I wrote about the rise of AI in academics and the need for a revolution in how we think about writing and grades in my new book HELP! MY KID HATES WRITING. It comes out April 15.
Preorder here and claim preorder bonuses (like 3 free months of a paid subscription to this Substack starting April 15).
Would love to hear your thoughts!
I want to heart and quote and like every line of this. “Grades are as irrelevant in the context of writing as telling a child that they are being graded to learn how to assemble LEGO kits. When a child is motivated to learn, they put in ridiculous amounts of time to learn the skill or information they value.” My child was homeschooled and she is a wonder. She knows so much more than I do about so many more specialized areas that she taught herself from coding, to music production, to film editing, to doing our taxes! She was never graded until she started high school through a dual enrollment program in college and absolutely hated it. Everything became centered around tests and grades and the love of learning was driven out of her in order to survive the school system. She still graduated with honors but it was at the expense of living a joyful life inspired by intrinsic motivation. She equates it to having served time in jail in order to meet her California requirements. It’s taken her nearly four years to be ready to embrace that culture again in order to earn a degree and it’s been heartbreaking to see how the school system strangles the love of learning in favor of achieving. Great information and insight. Thank you!
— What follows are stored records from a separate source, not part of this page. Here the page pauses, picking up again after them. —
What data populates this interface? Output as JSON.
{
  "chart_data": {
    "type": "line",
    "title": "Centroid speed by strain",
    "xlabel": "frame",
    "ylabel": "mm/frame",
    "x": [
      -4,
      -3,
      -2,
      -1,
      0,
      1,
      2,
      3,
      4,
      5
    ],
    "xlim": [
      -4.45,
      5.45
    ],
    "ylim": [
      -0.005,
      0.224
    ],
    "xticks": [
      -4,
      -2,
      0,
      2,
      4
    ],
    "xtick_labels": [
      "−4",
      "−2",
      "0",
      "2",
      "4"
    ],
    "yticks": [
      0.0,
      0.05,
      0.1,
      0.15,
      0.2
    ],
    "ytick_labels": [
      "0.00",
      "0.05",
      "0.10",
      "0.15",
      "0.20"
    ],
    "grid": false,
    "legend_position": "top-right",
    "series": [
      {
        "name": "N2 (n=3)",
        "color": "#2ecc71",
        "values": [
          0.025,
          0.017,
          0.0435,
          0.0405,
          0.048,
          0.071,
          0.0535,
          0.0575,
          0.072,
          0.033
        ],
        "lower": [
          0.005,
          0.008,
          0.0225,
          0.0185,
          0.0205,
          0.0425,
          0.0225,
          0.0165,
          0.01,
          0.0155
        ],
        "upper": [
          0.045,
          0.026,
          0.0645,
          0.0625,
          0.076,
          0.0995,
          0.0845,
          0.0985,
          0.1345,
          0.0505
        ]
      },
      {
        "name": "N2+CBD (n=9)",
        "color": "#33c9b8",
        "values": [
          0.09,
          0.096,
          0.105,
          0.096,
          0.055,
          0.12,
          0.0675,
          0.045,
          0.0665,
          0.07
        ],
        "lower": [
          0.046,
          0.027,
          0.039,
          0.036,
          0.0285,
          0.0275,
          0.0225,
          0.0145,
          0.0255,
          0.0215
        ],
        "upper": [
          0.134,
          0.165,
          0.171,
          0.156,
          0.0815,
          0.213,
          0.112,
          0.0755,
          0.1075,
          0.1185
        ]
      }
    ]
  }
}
Spot on, Julie, as usual! I will be forever grateful for your influence in our family’s home education adventure.
My 17-year-old loathes writing about Abraham Lincoln or most other things I “assign,” but has written literally hundreds (maybe even thousands) of pages of magic show scripts, observations on the performing arts, and letters to friends across the country. The vast majority of his writing occurs on a vintage typewriter and every time I hear the pounding of the keys and the DING! of the return bar, I am encouraged that he’s writing and learning all the while.